Rally in solidarity with Cambodian hunger strikers
By Mike Karadjis
SYDNEY — About 50 people, mostly from the local Cambodian community, rallied outside Auburn Hospital in solidarity with three hunger strikers. The three women, aged in their twenties and thirties, have been on hunger strike since October 16 and 19 to protest the government's refusal to give them refugee status.
Several hundred Cambodians have been detained for three years, first at Port headland and now at Villawood Detention Centre. They arrived in Australia by boat, fleeing the prospect of a return of the Khmer Rouge. Most of the refugees had lived through traumatic experiences under the Khmer Rouge regime from 1975 to 1979.
The women are reportedly in a very weak condition. According to Ricci Bartels, a member of the Action Committee for Refugees in Australia, the women preferred not to go back to Cambodia even if it meant dying in Australia. The three women, as well as another three Cambodians, have received their final rejection notices from the federal government. Some are reportedly contemplating suicide.

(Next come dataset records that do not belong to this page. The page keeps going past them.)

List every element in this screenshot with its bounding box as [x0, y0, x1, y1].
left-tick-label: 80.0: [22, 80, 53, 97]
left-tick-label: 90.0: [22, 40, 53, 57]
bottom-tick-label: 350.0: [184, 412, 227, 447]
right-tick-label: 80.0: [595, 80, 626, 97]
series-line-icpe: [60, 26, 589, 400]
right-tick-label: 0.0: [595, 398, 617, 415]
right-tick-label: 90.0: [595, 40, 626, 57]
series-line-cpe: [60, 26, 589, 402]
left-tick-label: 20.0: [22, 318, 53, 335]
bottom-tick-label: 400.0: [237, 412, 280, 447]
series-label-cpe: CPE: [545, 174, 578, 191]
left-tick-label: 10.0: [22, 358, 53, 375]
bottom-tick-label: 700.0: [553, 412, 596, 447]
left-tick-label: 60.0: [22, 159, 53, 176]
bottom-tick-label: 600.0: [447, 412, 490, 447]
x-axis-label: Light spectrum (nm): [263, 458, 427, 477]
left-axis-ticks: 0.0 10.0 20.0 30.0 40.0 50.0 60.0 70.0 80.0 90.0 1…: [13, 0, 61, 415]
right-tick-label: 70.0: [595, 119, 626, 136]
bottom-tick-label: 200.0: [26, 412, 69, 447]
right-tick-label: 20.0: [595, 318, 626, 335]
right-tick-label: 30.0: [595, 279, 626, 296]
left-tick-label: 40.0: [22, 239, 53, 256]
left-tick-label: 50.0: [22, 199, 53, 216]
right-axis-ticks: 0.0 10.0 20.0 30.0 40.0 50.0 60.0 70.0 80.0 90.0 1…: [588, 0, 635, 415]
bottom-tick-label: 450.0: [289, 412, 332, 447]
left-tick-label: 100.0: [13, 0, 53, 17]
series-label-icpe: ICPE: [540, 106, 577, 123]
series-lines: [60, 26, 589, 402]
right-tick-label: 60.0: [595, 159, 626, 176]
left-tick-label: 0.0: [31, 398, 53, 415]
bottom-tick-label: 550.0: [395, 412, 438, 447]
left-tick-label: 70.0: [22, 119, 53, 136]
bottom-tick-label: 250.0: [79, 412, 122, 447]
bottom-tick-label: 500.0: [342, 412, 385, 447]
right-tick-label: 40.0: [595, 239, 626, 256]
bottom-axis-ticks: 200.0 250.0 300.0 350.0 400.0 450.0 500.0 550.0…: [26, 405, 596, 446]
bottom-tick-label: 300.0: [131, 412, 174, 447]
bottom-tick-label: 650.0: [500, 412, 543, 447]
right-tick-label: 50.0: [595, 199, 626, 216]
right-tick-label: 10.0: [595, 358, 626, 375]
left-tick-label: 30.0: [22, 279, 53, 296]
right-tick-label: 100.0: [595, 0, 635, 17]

The government has pushed regulations to force feed the women, but doctors say this is an ethical problem.
Another activist, Rosanna Barbero, believes the government is preparing the public to accept a mass deportation of refugees. The media response to the very rapid deportation of a recent boatload of refugees from China, which included "Go home and stay out!" style headlines, was part of this, she said.